The magic streamed along Orji’s arms and into his body, as if Henna ran it through his veins. For a long, long moment Henna’s power bathed Orji from top to toe. At last it retreated, trickling out of his body the way it had come in. Once Henna got her magic back, she released the dozing man and folded her hands in her lap, head bowed.

Briar was about to creep away when she spoke. “You are supposed to be sleeping.” Her voice had the trained quiet of someone who spends her time with the sick: Briar heard clearly, but neither Orji nor Flick in the next bed stirred.

“I couldn’t. What magic was that, what you did?”

Henna swiveled to look up at him. “You know I was doing magic?”

“It’s a thing I picked up from Tris,” he replied. Not long after Sandry had spun their magics together, Niko had written a spell on Tris’s spectacles, helping her to see magic as he did. The skill then spread to Daja, Sandry, and Briar through their bond with Tris, just as Tris learned a little of their magics. “I see power when it’s moving or working,” Briar explained to Henna, “but I don’t know what it’s doing.”

Henna moved over to Flick’s cot, sat, and took Flick’s hands. The street girl stirred, opening heavy-lidded eyes. “I just want to see how you are,” Henna reassured her.

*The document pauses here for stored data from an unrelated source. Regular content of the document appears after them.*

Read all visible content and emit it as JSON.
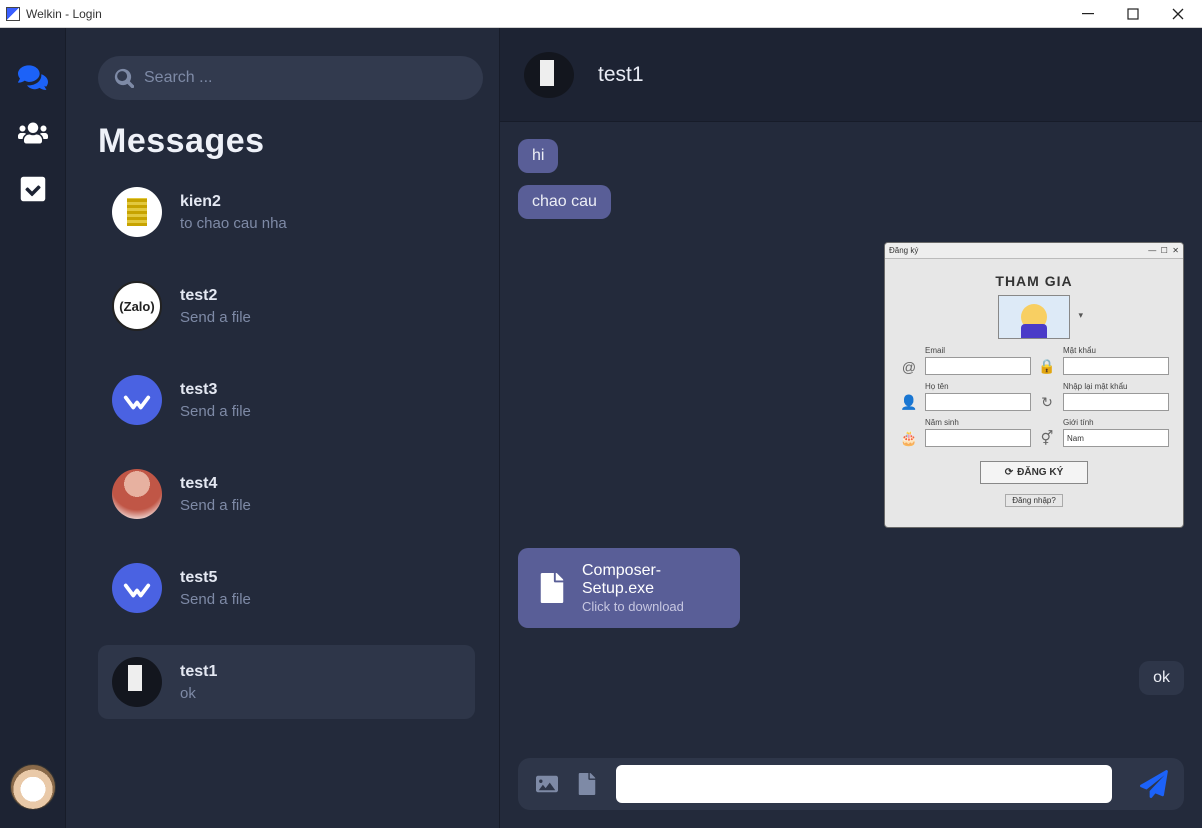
{
  "window": {
    "title": "Welkin - Login"
  },
  "search": {
    "placeholder": "Search ..."
  },
  "section_title": "Messages",
  "conversations": [
    {
      "name": "kien2",
      "preview": "to chao cau nha",
      "avatar": "kien",
      "active": false
    },
    {
      "name": "test2",
      "preview": "Send a file",
      "avatar": "zalo",
      "active": false
    },
    {
      "name": "test3",
      "preview": "Send a file",
      "avatar": "w",
      "active": false
    },
    {
      "name": "test4",
      "preview": "Send a file",
      "avatar": "musc",
      "active": false
    },
    {
      "name": "test5",
      "preview": "Send a file",
      "avatar": "w",
      "active": false
    },
    {
      "name": "test1",
      "preview": "ok",
      "avatar": "dark",
      "active": true
    }
  ],
  "chat": {
    "contact_name": "test1",
    "messages": {
      "m0": {
        "text": "hi"
      },
      "m1": {
        "text": "chao cau"
      },
      "m_ok": {
        "text": "ok"
      }
    },
    "file": {
      "name": "Composer-Setup.exe",
      "subtitle": "Click to download"
    },
    "embedded_form": {
      "window_title": "Đăng ký",
      "heading": "THAM GIA",
      "fields": {
        "email": "Email",
        "password": "Mật khẩu",
        "fullname": "Họ tên",
        "password_confirm": "Nhập lại mật khẩu",
        "birthyear": "Năm sinh",
        "gender": "Giới tính",
        "gender_value": "Nam"
      },
      "submit": "ĐĂNG KÝ",
      "login_link": "Đăng nhập?"
    }
  },
  "zalo_label": "(Zalo)"
}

Flick glanced up at Briar, who nodded. “I’m fine,” she whispered, licking dry lips.

Briar fetched a cup of water and held Flick up so she could drink. When she turned her face away, he lowered her to the pillow again. As Flick’s eyes closed, Henna closed her own.

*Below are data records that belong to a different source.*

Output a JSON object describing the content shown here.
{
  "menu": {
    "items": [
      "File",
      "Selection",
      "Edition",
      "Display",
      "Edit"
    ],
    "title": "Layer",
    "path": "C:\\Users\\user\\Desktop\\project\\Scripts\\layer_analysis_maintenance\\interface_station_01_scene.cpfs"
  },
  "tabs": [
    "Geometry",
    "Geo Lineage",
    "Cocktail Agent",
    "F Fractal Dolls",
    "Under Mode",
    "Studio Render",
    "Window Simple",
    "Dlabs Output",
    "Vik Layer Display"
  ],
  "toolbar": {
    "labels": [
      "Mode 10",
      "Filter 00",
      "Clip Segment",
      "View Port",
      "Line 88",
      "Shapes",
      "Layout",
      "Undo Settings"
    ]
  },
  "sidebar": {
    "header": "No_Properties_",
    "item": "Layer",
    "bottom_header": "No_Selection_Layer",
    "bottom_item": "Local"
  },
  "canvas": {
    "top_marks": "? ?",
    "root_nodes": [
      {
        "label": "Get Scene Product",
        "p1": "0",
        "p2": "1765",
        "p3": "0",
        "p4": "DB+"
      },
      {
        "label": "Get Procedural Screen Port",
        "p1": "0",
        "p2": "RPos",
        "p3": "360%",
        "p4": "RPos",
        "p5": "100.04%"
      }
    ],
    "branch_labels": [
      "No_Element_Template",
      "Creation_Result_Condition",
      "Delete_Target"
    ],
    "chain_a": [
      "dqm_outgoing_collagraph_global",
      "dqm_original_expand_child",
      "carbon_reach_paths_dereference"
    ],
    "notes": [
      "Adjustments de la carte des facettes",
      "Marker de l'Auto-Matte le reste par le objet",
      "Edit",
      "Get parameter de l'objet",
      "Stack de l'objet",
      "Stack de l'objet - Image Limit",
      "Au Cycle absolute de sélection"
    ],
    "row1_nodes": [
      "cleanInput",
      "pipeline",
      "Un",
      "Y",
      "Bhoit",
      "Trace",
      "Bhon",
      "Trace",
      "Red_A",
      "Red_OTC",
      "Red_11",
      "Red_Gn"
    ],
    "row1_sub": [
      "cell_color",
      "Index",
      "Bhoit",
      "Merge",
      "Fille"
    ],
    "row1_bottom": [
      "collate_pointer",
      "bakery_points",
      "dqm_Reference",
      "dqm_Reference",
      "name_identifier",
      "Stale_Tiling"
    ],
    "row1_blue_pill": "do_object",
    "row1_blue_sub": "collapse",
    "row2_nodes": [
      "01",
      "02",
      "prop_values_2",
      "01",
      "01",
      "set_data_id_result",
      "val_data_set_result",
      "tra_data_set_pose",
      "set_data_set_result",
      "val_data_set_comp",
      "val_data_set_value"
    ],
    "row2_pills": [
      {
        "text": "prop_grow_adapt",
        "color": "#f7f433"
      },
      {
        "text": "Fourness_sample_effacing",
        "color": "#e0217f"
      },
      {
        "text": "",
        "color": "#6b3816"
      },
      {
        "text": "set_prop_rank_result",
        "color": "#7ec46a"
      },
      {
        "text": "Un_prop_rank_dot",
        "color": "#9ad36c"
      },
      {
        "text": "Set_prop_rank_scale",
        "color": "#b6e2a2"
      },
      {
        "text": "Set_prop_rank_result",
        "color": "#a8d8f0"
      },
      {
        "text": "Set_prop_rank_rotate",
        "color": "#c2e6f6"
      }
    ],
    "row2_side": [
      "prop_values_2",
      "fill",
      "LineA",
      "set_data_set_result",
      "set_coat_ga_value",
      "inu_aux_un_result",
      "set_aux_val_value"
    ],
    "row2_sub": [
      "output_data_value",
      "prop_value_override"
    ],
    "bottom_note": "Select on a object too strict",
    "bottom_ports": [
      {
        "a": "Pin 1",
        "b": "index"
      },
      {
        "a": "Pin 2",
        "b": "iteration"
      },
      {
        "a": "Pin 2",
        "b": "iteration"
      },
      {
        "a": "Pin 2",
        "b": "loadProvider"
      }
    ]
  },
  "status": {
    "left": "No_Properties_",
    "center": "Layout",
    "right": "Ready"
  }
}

“It’s a thing healers learn to do,” she murmured. Around her hands sprouted a web of light-strands that sank into Flick’s dark-spotted arms and raced through her body. “Before we start work, we must first know what is wrong. It may be that the treatment we put to a fever will hurt the patient’s diseased kidneys, or the foxglove we give to strengthen a heartbeat may cause a weakened heart to fail.”

“Then you can see what the blue pox is,” Briar said eagerly.

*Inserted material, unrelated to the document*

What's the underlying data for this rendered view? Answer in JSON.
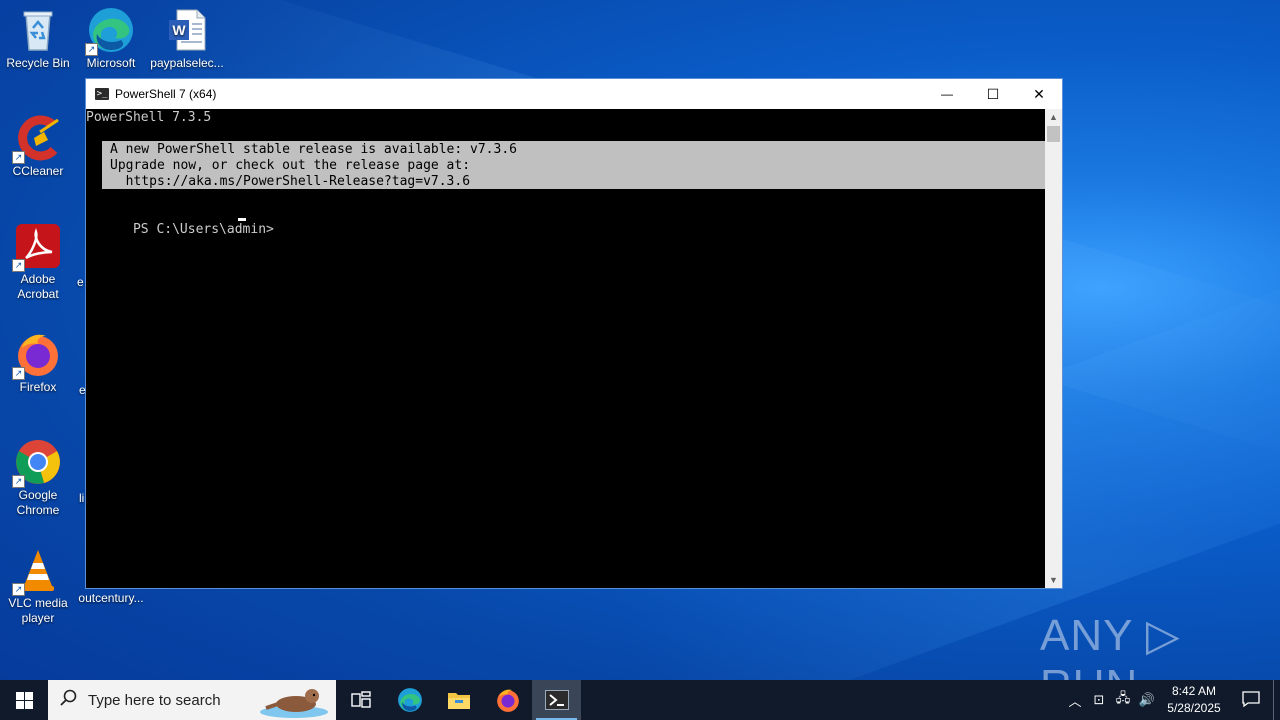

Henna shook her head. “If it were a disease I had fought before, perhaps I could sense it, but only then. This isn’t even related to the diseases I know. But I can see the flow of her blood, the strength of her heart and kidneys and bowels. I can feel her muscles, brain, and bones. I can see weak blood, if she has it, or fluid in the lungs. Bad eating habits, certainly.” Henna wrinkled her nose. “And worms, and flukes.”